2016 single by Billie Eilish

"Six Feet Under" is the second single by American singer Billie Eilish. It was published to SoundCloud on June 23, 2016, and commercially released a day later by Drup Music. Finneas O'Connell, Eilish's brother, solely wrote and produced the track, which was described by critics as a pop ballad. Commercially, it received platinum certifications in Australia, Brazil, Canada, and New Zealand.

==Background and composition==
"Six Feet Under" was originally released through Eilish's SoundCloud on June 23, 2016, and was released as a commercial single for digital download and streaming by Drup Music, a day later. The track was written and produced by Eilish's brother, Finneas O'Connell. Mastering and mixing was handled by the studio personnel, John Greenham, and Rob Kinelski, respectively.
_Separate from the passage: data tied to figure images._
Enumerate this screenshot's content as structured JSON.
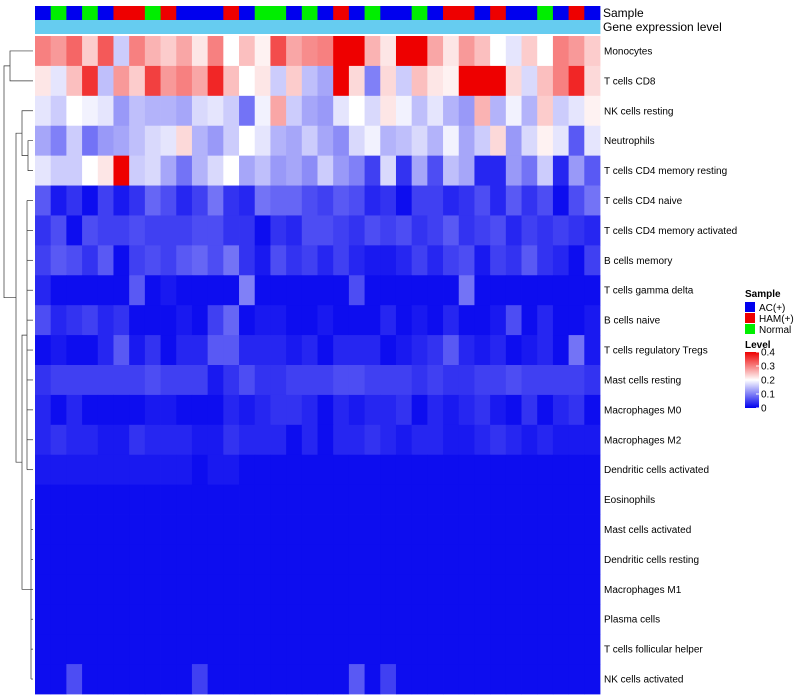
{
  "chart_data": {
    "type": "heatmap",
    "title": "",
    "annotation_tracks": [
      {
        "name": "Sample",
        "values": [
          "AC(+)",
          "Normal",
          "AC(+)",
          "Normal",
          "AC(+)",
          "HAM(+)",
          "HAM(+)",
          "Normal",
          "HAM(+)",
          "AC(+)",
          "AC(+)",
          "AC(+)",
          "HAM(+)",
          "AC(+)",
          "Normal",
          "Normal",
          "AC(+)",
          "Normal",
          "AC(+)",
          "HAM(+)",
          "AC(+)",
          "Normal",
          "AC(+)",
          "AC(+)",
          "Normal",
          "AC(+)",
          "HAM(+)",
          "HAM(+)",
          "AC(+)",
          "HAM(+)",
          "AC(+)",
          "AC(+)",
          "Normal",
          "AC(+)",
          "HAM(+)",
          "AC(+)"
        ]
      },
      {
        "name": "Gene expression level",
        "values": [
          "Gene expression level",
          "Gene expression level",
          "Gene expression level",
          "Gene expression level",
          "Gene expression level",
          "Gene expression level",
          "Gene expression level",
          "Gene expression level",
          "Gene expression level",
          "Gene expression level",
          "Gene expression level",
          "Gene expression level",
          "Gene expression level",
          "Gene expression level",
          "Gene expression level",
          "Gene expression level",
          "Gene expression level",
          "Gene expression level",
          "Gene expression level",
          "Gene expression level",
          "Gene expression level",
          "Gene expression level",
          "Gene expression level",
          "Gene expression level",
          "Gene expression level",
          "Gene expression level",
          "Gene expression level",
          "Gene expression level",
          "Gene expression level",
          "Gene expression level",
          "Gene expression level",
          "Gene expression level",
          "Gene expression level",
          "Gene expression level",
          "Gene expression level",
          "Gene expression level"
        ]
      }
    ],
    "rows": [
      {
        "label": "Monocytes",
        "values": [
          0.3,
          0.28,
          0.32,
          0.24,
          0.33,
          0.16,
          0.3,
          0.26,
          0.24,
          0.27,
          0.22,
          0.3,
          0.2,
          0.25,
          0.21,
          0.34,
          0.27,
          0.29,
          0.3,
          0.41,
          0.41,
          0.26,
          0.22,
          0.4,
          0.41,
          0.27,
          0.22,
          0.28,
          0.25,
          0.2,
          0.18,
          0.24,
          0.2,
          0.3,
          0.28,
          0.24
        ]
      },
      {
        "label": "T cells CD8",
        "values": [
          0.22,
          0.18,
          0.25,
          0.36,
          0.15,
          0.28,
          0.24,
          0.35,
          0.28,
          0.3,
          0.27,
          0.37,
          0.25,
          0.2,
          0.22,
          0.16,
          0.24,
          0.15,
          0.13,
          0.41,
          0.23,
          0.1,
          0.23,
          0.16,
          0.25,
          0.22,
          0.21,
          0.42,
          0.42,
          0.42,
          0.23,
          0.17,
          0.25,
          0.3,
          0.37,
          0.23
        ]
      },
      {
        "label": "NK cells resting",
        "values": [
          0.18,
          0.16,
          0.2,
          0.19,
          0.18,
          0.12,
          0.15,
          0.14,
          0.14,
          0.13,
          0.17,
          0.18,
          0.16,
          0.09,
          0.19,
          0.27,
          0.16,
          0.13,
          0.12,
          0.18,
          0.2,
          0.17,
          0.22,
          0.19,
          0.15,
          0.18,
          0.14,
          0.12,
          0.26,
          0.14,
          0.19,
          0.14,
          0.24,
          0.16,
          0.18,
          0.21
        ]
      },
      {
        "label": "Neutrophils",
        "values": [
          0.13,
          0.1,
          0.16,
          0.09,
          0.12,
          0.13,
          0.15,
          0.17,
          0.18,
          0.23,
          0.14,
          0.12,
          0.16,
          0.2,
          0.18,
          0.14,
          0.13,
          0.16,
          0.13,
          0.11,
          0.17,
          0.19,
          0.14,
          0.15,
          0.17,
          0.14,
          0.19,
          0.13,
          0.16,
          0.23,
          0.12,
          0.17,
          0.21,
          0.18,
          0.07,
          0.18
        ]
      },
      {
        "label": "T cells CD4 memory resting",
        "values": [
          0.18,
          0.16,
          0.16,
          0.2,
          0.22,
          0.4,
          0.16,
          0.17,
          0.13,
          0.09,
          0.14,
          0.17,
          0.2,
          0.13,
          0.15,
          0.12,
          0.13,
          0.11,
          0.16,
          0.12,
          0.1,
          0.05,
          0.17,
          0.04,
          0.13,
          0.06,
          0.15,
          0.13,
          0.03,
          0.03,
          0.12,
          0.09,
          0.16,
          0.03,
          0.12,
          0.07
        ]
      },
      {
        "label": "T cells CD4 naive",
        "values": [
          0.07,
          0.02,
          0.04,
          0.01,
          0.05,
          0.02,
          0.04,
          0.08,
          0.06,
          0.03,
          0.05,
          0.09,
          0.04,
          0.03,
          0.09,
          0.08,
          0.08,
          0.06,
          0.05,
          0.07,
          0.06,
          0.03,
          0.04,
          0.01,
          0.05,
          0.05,
          0.03,
          0.04,
          0.06,
          0.03,
          0.07,
          0.04,
          0.06,
          0.01,
          0.06,
          0.09
        ]
      },
      {
        "label": "T cells CD4 memory activated",
        "values": [
          0.04,
          0.06,
          0.01,
          0.06,
          0.05,
          0.05,
          0.06,
          0.05,
          0.05,
          0.05,
          0.06,
          0.06,
          0.04,
          0.04,
          0.01,
          0.04,
          0.03,
          0.06,
          0.06,
          0.05,
          0.04,
          0.06,
          0.05,
          0.06,
          0.04,
          0.05,
          0.07,
          0.04,
          0.05,
          0.06,
          0.03,
          0.05,
          0.04,
          0.05,
          0.04,
          0.03
        ]
      },
      {
        "label": "B cells memory",
        "values": [
          0.05,
          0.07,
          0.06,
          0.04,
          0.07,
          0.01,
          0.05,
          0.06,
          0.05,
          0.07,
          0.08,
          0.06,
          0.09,
          0.04,
          0.02,
          0.06,
          0.04,
          0.05,
          0.03,
          0.05,
          0.03,
          0.02,
          0.02,
          0.03,
          0.05,
          0.03,
          0.05,
          0.06,
          0.02,
          0.05,
          0.04,
          0.07,
          0.04,
          0.03,
          0.01,
          0.05
        ]
      },
      {
        "label": "T cells gamma delta",
        "values": [
          0.03,
          0.01,
          0.01,
          0.01,
          0.01,
          0.01,
          0.07,
          0.01,
          0.02,
          0.01,
          0.01,
          0.01,
          0.01,
          0.1,
          0.01,
          0.01,
          0.01,
          0.01,
          0.01,
          0.01,
          0.06,
          0.01,
          0.01,
          0.01,
          0.01,
          0.01,
          0.01,
          0.09,
          0.01,
          0.01,
          0.01,
          0.01,
          0.01,
          0.01,
          0.01,
          0.01
        ]
      },
      {
        "label": "B cells naive",
        "values": [
          0.06,
          0.03,
          0.04,
          0.05,
          0.03,
          0.04,
          0.01,
          0.01,
          0.01,
          0.02,
          0.01,
          0.05,
          0.08,
          0.01,
          0.02,
          0.02,
          0.01,
          0.01,
          0.02,
          0.01,
          0.01,
          0.01,
          0.03,
          0.01,
          0.02,
          0.01,
          0.03,
          0.01,
          0.01,
          0.02,
          0.06,
          0.01,
          0.03,
          0.01,
          0.01,
          0.02
        ]
      },
      {
        "label": "T cells regulatory  Tregs",
        "values": [
          0.01,
          0.02,
          0.01,
          0.01,
          0.03,
          0.07,
          0.02,
          0.04,
          0.01,
          0.03,
          0.03,
          0.07,
          0.07,
          0.03,
          0.03,
          0.03,
          0.02,
          0.03,
          0.01,
          0.03,
          0.03,
          0.03,
          0.01,
          0.02,
          0.03,
          0.04,
          0.07,
          0.03,
          0.02,
          0.03,
          0.01,
          0.02,
          0.03,
          0.01,
          0.09,
          0.02
        ]
      },
      {
        "label": "Mast cells resting",
        "values": [
          0.04,
          0.05,
          0.05,
          0.05,
          0.05,
          0.05,
          0.05,
          0.06,
          0.05,
          0.05,
          0.05,
          0.02,
          0.04,
          0.06,
          0.04,
          0.04,
          0.05,
          0.05,
          0.05,
          0.06,
          0.06,
          0.05,
          0.05,
          0.05,
          0.04,
          0.05,
          0.04,
          0.04,
          0.05,
          0.05,
          0.06,
          0.05,
          0.05,
          0.05,
          0.05,
          0.04
        ]
      },
      {
        "label": "Macrophages M0",
        "values": [
          0.03,
          0.01,
          0.03,
          0.01,
          0.01,
          0.01,
          0.01,
          0.02,
          0.02,
          0.01,
          0.01,
          0.01,
          0.03,
          0.02,
          0.03,
          0.04,
          0.04,
          0.03,
          0.01,
          0.03,
          0.02,
          0.03,
          0.03,
          0.04,
          0.01,
          0.03,
          0.02,
          0.03,
          0.04,
          0.02,
          0.01,
          0.04,
          0.01,
          0.03,
          0.04,
          0.01
        ]
      },
      {
        "label": "Macrophages M2",
        "values": [
          0.03,
          0.04,
          0.03,
          0.03,
          0.02,
          0.02,
          0.04,
          0.03,
          0.03,
          0.03,
          0.02,
          0.02,
          0.04,
          0.03,
          0.03,
          0.03,
          0.01,
          0.03,
          0.01,
          0.03,
          0.03,
          0.04,
          0.03,
          0.02,
          0.03,
          0.03,
          0.02,
          0.02,
          0.03,
          0.04,
          0.03,
          0.02,
          0.03,
          0.02,
          0.02,
          0.02
        ]
      },
      {
        "label": "Dendritic cells activated",
        "values": [
          0.02,
          0.02,
          0.02,
          0.02,
          0.02,
          0.02,
          0.02,
          0.02,
          0.02,
          0.02,
          0.01,
          0.02,
          0.02,
          0.01,
          0.01,
          0.01,
          0.01,
          0.01,
          0.01,
          0.01,
          0.01,
          0.01,
          0.01,
          0.01,
          0.01,
          0.01,
          0.01,
          0.01,
          0.01,
          0.01,
          0.01,
          0.01,
          0.01,
          0.01,
          0.01,
          0.01
        ]
      },
      {
        "label": "Eosinophils",
        "values": [
          0.01,
          0.01,
          0.01,
          0.01,
          0.01,
          0.01,
          0.01,
          0.01,
          0.01,
          0.01,
          0.01,
          0.01,
          0.01,
          0.01,
          0.01,
          0.01,
          0.01,
          0.01,
          0.01,
          0.01,
          0.01,
          0.01,
          0.01,
          0.01,
          0.01,
          0.01,
          0.01,
          0.01,
          0.01,
          0.01,
          0.01,
          0.01,
          0.01,
          0.01,
          0.01,
          0.01
        ]
      },
      {
        "label": "Mast cells activated",
        "values": [
          0.01,
          0.01,
          0.01,
          0.01,
          0.01,
          0.01,
          0.01,
          0.01,
          0.01,
          0.01,
          0.01,
          0.01,
          0.01,
          0.01,
          0.01,
          0.01,
          0.01,
          0.01,
          0.01,
          0.01,
          0.01,
          0.01,
          0.01,
          0.01,
          0.01,
          0.01,
          0.01,
          0.01,
          0.01,
          0.01,
          0.01,
          0.01,
          0.01,
          0.01,
          0.01,
          0.01
        ]
      },
      {
        "label": "Dendritic cells resting",
        "values": [
          0.01,
          0.01,
          0.01,
          0.01,
          0.01,
          0.01,
          0.01,
          0.01,
          0.01,
          0.01,
          0.01,
          0.01,
          0.01,
          0.01,
          0.01,
          0.01,
          0.01,
          0.01,
          0.01,
          0.01,
          0.01,
          0.01,
          0.01,
          0.01,
          0.01,
          0.01,
          0.01,
          0.01,
          0.01,
          0.01,
          0.01,
          0.01,
          0.01,
          0.01,
          0.01,
          0.01
        ]
      },
      {
        "label": "Macrophages M1",
        "values": [
          0.01,
          0.01,
          0.01,
          0.01,
          0.01,
          0.01,
          0.01,
          0.01,
          0.01,
          0.01,
          0.01,
          0.01,
          0.01,
          0.01,
          0.01,
          0.01,
          0.01,
          0.01,
          0.01,
          0.01,
          0.01,
          0.01,
          0.01,
          0.01,
          0.01,
          0.01,
          0.01,
          0.01,
          0.01,
          0.01,
          0.01,
          0.01,
          0.01,
          0.01,
          0.01,
          0.01
        ]
      },
      {
        "label": "Plasma cells",
        "values": [
          0.01,
          0.01,
          0.01,
          0.01,
          0.01,
          0.01,
          0.01,
          0.01,
          0.01,
          0.01,
          0.01,
          0.01,
          0.01,
          0.01,
          0.01,
          0.01,
          0.01,
          0.01,
          0.01,
          0.01,
          0.01,
          0.01,
          0.01,
          0.01,
          0.01,
          0.01,
          0.01,
          0.01,
          0.01,
          0.01,
          0.01,
          0.01,
          0.01,
          0.01,
          0.01,
          0.01
        ]
      },
      {
        "label": "T cells follicular helper",
        "values": [
          0.01,
          0.01,
          0.01,
          0.01,
          0.01,
          0.01,
          0.01,
          0.01,
          0.01,
          0.01,
          0.01,
          0.01,
          0.01,
          0.01,
          0.01,
          0.01,
          0.01,
          0.01,
          0.01,
          0.01,
          0.01,
          0.01,
          0.01,
          0.01,
          0.01,
          0.01,
          0.01,
          0.01,
          0.01,
          0.01,
          0.01,
          0.01,
          0.01,
          0.01,
          0.01,
          0.01
        ]
      },
      {
        "label": "NK cells activated",
        "values": [
          0.01,
          0.01,
          0.06,
          0.01,
          0.01,
          0.01,
          0.01,
          0.01,
          0.01,
          0.01,
          0.05,
          0.01,
          0.01,
          0.01,
          0.01,
          0.01,
          0.01,
          0.01,
          0.01,
          0.01,
          0.07,
          0.01,
          0.05,
          0.01,
          0.01,
          0.01,
          0.01,
          0.01,
          0.01,
          0.01,
          0.01,
          0.01,
          0.01,
          0.01,
          0.01,
          0.01
        ]
      }
    ],
    "legends": {
      "sample": {
        "title": "Sample",
        "entries": [
          {
            "label": "AC(+)",
            "color": "#0000ee"
          },
          {
            "label": "HAM(+)",
            "color": "#ee0000"
          },
          {
            "label": "Normal",
            "color": "#00ee00"
          }
        ]
      },
      "level": {
        "title": "Level",
        "range": [
          0,
          0.4
        ],
        "ticks": [
          {
            "value": 0.4,
            "label": "0.4"
          },
          {
            "value": 0.3,
            "label": "0.3"
          },
          {
            "value": 0.2,
            "label": "0.2"
          },
          {
            "value": 0.1,
            "label": "0.1"
          },
          {
            "value": 0,
            "label": "0"
          }
        ]
      }
    },
    "color_scale": {
      "low": "#0000ee",
      "mid": "#ffffff",
      "high": "#ee0000",
      "min": 0,
      "mid_value": 0.2,
      "max": 0.4
    },
    "gene_track_color": "#66ccf0"
  }
}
According to sheet music published by Hal Leonard Music Publishing on Musicnotes.com, "Six Feet Under" has a moderate tempo of 68 beats per minute. The song is played in the key of B minor, while Eilish's vocals span a range of A_{3} to D_{5}. Press reviews described the song as an atmospheric pop ballad. Mike Wass of Idolator compared the instrumentation to the later work of Lana Del Rey, Låpsley and Birdy. An EP featuring remixes by Blu J, Gazzo, Jerry Folk and Aire Atlantica was released in January 2017. Dan Regan of Billboard favored Jerry Folk's remix over the others, saying it "punches you right in the face with its wall of vocal harmonies", and further says "silence weighs heavy throughout, adding weight to every note as it drips from the speaker into your brain". Lyrically, "Six Feet Under" is described as "somber" and "delicate" like "Ocean Eyes".

==Reception==
Upon its release, "Six Feet Under" was praised by Ryan Reed of Rolling Stone, who called the track "mournful" and "atmospheric". The song has been awarded a platinum certification award from Music Canada (MC). It has also been certified gold by the Recording Industry Association of America (RIAA) and the Mexican Association of Producers of Phonograms and Videograms, A.C. (AMPROFON).

==Promotion==
A homemade music video for this song was released on June 30, 2016. It was directed by Eilish and shows clips of smoke balls in front of a fence, played both forward and in reverse. The video was edited by her mother, Maggie Baird. "Six Feet Under" was included on the setlist of Eilish's When We All Fall Asleep Tour (2019). The song was used in American Horror Storys 9th season. In a brief promo clip posted on Instagram, director and writer Ryan Murphy, revealed a young woman running through the woods in slow-motion, being chased by a masked man holding a knife. The woman enters a cabin, crying and screaming as the blade breaks through the door.

==Track listing==

Digital download
| No. | Title | Length |
|---|---|---|
| 1. | "Six Feet Under" | 3:09 |

Digital EP – Remixes
| No. | Title | Length |
|---|---|---|
| 1. | "Six Feet Under" (Blu J Remix) | 3:35 |
| 2. | "Six Feet Under" (Gazzo Remix) | 3:28 |
| 3. | "Six Feet Under" (Jerry Folk Remix) | 3:20 |
| 4. | "Six Feet Under" (Aire Atlantica Remix) | 3:41 |
| Total length: |  | 13:24 |

==Personnel==
Credits adapted from Tidal.
- Billie Eilish – vocals
- Finneas O'Connell – vocals, songwriter, production
- John Greenham – mastering
- Rob Kinelski – mixing

== Certifications ==

Certifications and sales for "Six Feet Under"
| Region | Certification | Certified units/sales |
| Australia (ARIA) | 2× Platinum | 140,000^{‡} |
| Austria (IFPI Austria) | Gold | 15,000^{‡} |
| Brazil (Pro-Música Brasil) | Platinum | 60,000^{‡} |
| Canada (Music Canada) | 2× Platinum | 160,000^{‡} |
| Denmark (IFPI Danmark) | Gold | 45,000^{‡} |
| France (SNEP) | Gold | 100,000^{‡} |
| Mexico (AMPROFON) | Gold | 30,000^{‡} |
| New Zealand (RMNZ) | Platinum | 30,000^{‡} |
| Poland (ZPAV) | Gold | 10,000^{‡} |
| Portugal (AFP) | Gold | 5,000^{‡} |
| United Kingdom (BPI) | Gold | 400,000^{‡} |
| United States (RIAA) | Gold | 500,000^{‡} |
^{‡} Sales+streaming figures based on certification alone.